Captive Audience: How to Partner with Service Providers to Improve In-House Offshore Operations

Many IT leaders who opened captive centers in India to reduce costs while retaining control of assets, have found themselves disappointed and given up. Here's one solution for salvaging a captive center offshore: partner with local providers.

By Cliff Justice and Stan Lepeak, Equaterra
Tue, October 09, 2007

CIO — If you have a captive center in India, you probably opened it to reduce costs and access a seemingly endless pool of IT talent while retaining control of your operations. But now, as you compete for local resources with established service providers, you might find that real estate and labor cost an arm and a leg, the appreciation of the Rupee is eating into your savings, and that once-promising talent pool seems dryer than a summer in Phoenix.

So how do you turn this situation around? This is the question many organizations are asking as they reevaluate their captives &mdash a.k.a. internal shared-services centers in low-cost locations. One way, as evidenced by recent newsmakers like Citigroup, is to sell off some or all of your captive to a service provider or private equity pursuer. In fact, India's largest BPO service provider, Genpact, itself started as a GE captive that was spun off in 2004. This exit strategy, however, assumes that your captive is an asset, which isn't always the case and therefore isn't often a viable strategy.

Truth be told, the big-name exits are well-publicized minorities. Today, there remain more captive centers operating globally than before, with annual growth projected at 30 percent. EquaTerra estimates that less than five percent of buyers plan to terminate their captive operations or bring work fully back in-house, based on a recent assessment of future ITO and BPO investment. Instead, many captives are leveraging offshore resources to deliver services in a different way, making their operations more productive, efficient and cost-effective.
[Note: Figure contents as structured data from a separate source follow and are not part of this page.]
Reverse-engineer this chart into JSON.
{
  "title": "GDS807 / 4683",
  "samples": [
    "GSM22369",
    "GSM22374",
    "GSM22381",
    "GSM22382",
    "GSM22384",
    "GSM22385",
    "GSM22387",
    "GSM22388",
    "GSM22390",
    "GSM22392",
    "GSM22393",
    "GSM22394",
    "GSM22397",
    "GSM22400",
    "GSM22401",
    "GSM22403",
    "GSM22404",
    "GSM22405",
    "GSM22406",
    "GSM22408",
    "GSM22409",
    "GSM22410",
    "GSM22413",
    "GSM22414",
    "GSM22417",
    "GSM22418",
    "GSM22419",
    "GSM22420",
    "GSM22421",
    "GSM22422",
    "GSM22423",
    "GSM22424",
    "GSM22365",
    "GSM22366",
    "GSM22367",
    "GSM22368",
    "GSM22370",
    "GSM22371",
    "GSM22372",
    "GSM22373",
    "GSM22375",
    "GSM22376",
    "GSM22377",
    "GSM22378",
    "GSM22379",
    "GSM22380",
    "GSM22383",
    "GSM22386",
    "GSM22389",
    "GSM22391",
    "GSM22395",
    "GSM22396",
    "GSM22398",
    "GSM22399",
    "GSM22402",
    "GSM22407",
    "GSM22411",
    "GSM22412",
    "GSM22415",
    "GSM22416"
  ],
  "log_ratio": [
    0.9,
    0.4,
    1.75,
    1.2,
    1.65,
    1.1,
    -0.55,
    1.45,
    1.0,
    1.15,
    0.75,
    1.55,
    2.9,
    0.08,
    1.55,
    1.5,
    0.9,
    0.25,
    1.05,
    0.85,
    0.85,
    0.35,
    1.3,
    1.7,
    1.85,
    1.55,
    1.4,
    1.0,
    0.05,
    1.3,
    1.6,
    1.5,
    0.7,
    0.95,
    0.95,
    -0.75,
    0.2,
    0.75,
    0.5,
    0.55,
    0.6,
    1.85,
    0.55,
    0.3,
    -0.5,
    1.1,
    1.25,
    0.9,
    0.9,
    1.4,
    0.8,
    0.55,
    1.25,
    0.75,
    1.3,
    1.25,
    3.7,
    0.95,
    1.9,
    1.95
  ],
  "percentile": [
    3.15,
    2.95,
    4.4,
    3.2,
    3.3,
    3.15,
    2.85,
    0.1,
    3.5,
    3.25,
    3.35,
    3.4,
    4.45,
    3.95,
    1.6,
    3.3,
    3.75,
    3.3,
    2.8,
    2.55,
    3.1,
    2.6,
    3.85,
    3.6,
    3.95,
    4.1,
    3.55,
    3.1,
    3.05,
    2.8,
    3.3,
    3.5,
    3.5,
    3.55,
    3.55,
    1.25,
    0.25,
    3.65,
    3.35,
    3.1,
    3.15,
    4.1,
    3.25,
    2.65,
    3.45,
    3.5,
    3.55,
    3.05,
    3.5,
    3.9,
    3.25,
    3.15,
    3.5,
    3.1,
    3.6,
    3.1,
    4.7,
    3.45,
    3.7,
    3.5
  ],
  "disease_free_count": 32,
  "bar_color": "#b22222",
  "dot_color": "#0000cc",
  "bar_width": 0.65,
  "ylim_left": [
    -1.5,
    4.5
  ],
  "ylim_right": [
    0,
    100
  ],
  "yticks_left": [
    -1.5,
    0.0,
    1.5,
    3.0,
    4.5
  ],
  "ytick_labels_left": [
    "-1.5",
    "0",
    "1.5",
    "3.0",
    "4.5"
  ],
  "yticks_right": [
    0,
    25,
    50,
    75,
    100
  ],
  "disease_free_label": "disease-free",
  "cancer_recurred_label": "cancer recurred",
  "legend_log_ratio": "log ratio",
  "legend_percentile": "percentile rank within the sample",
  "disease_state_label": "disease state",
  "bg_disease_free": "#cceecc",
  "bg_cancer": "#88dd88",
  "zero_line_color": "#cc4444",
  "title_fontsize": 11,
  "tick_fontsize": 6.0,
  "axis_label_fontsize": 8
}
How? One increasingly common way is to partner with— instead of competing against—one or more outsourcing service providers. Whether a captive is in India or another market such as Russia or China, an underlying delivery challenge is the maturity of the service provider market, which creates stiff competition for increasingly scarce and expensive resources. With local-market savvy, strong institutional knowledge and flexible geographic models, service providers almost always have the advantage. But that service provider maturity, which may be the very bane of your captive center, can also work to your advantage in the form of a partnership.

Partnership models

There are many types of partnerships on the menu, all aspiring to improve captive performance while keeping buyers in control. In one partnership model, providers deliver complementary services from their own locations, as part of an overall service chain. In other "hybrid" or "virtual captive" models, service providers are brought in to perform some or all of the work in the captive center itself. It comes down to structuring a partnership that leverages local expertise and resources to drive innovation and continual process improvement, while at the same time reducing costs. As such, an organization's offshore delivery models tend to evolve over time; there isn't necessarily a clear line between one model and another.